Armed with evidence, the reviewer notified the journal. The response wasn’t exactly reassuring.
Yet oddly, they said that they agreed there was a problem with the submitted manuscript under review and that ASM [American Society of Microbiology] had sufficient evidence to reject it [which it did]. But they did not express interest in pursuing it beyond ASM. I felt like so much more needed to be done.
(See comment below from the ASM.)
More included contacting the editor of Blood, which had recently posted two of Mori’s articles online ahead of print (those papers have since been retracted).
Amazingly, Mori’s university was contacted immediately and an investigation ensued. I say amazing, as this is the fifth serious case of scientific misconduct I’ve encountered in my reviewing of grants for NIH and reviewing manuscripts since 2004.
That was back in mid-March 2010. According to our source, Mori’s institution, the University of the Ryukyus, looked at 50 of his papers, finding 37 that had “anomalies.” By August, as we now know, Mori was out of a job.
Such rapid resolution is almost unheard of in the U.S., according to our source.
Even when a case is blatant, universities in the United States are required to perform an internal investigation, and they decide whether or not fraud has occurred. And I know that many universities decide that the individual is innocent, since a finding of guilt by one of “their own” faculty is a mark on the University, bad media coverage, and may result in the loss of indirect costs from grants should the PI be fired. ORI [Office of Research Integrity] is very well aware of this problem, yet they are powerless to do anything.
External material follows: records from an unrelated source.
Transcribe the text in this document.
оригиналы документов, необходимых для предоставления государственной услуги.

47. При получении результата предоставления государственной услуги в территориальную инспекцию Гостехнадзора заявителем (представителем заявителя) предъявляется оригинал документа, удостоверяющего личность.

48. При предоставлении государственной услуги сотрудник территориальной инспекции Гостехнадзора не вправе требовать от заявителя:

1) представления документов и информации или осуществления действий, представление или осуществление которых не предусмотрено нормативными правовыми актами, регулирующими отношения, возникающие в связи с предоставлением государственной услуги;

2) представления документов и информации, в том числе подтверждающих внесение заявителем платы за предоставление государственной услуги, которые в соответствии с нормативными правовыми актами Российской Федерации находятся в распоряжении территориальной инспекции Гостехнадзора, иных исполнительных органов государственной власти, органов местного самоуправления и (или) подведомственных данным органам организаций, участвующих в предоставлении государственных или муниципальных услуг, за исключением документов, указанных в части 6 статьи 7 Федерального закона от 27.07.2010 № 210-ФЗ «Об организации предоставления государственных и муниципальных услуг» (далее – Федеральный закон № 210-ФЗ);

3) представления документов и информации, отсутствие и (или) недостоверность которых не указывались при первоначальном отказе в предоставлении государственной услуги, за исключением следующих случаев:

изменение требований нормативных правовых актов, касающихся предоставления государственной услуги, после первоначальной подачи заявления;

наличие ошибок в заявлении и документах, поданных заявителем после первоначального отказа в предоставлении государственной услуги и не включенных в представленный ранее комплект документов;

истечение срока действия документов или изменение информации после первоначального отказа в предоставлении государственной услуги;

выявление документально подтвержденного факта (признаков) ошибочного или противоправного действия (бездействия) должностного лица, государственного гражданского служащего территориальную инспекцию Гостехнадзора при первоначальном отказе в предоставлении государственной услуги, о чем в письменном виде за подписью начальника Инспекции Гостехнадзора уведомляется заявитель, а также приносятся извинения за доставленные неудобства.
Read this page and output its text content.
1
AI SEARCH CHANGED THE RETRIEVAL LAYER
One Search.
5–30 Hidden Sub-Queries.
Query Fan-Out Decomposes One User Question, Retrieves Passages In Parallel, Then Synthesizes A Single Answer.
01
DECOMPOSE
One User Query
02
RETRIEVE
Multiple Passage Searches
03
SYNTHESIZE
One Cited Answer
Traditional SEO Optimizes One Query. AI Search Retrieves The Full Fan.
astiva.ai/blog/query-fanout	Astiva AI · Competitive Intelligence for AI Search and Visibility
Fortunately, in four of the five serious cases of misconduct I’ve uncovered, four of the identified investigators eventually left their universities — all quietly except for Mori [who, as we reported last week (hat tip, ScienceInsider) has lawyered up to try to get his position back.]
We recognize that some of the retractions we cover are more humorous or ironic than scientifically significant. But the fallout from Mori’s deception and other sweeping cases of fraud has consequences beyond the damaged reputations of researchers and the frustrations of journals and publishers.
We’ll give our source the last word here, because we can’t express it any better:
I have had graduate students base their hypotheses and experiments on data from the Mori papers … What a waste. I am angry. Mori, like several of the others I’ve stumbled upon, has been doing this data fabrication for so long that he’d become cavalier about it. He just didn’t think he would ever be caught.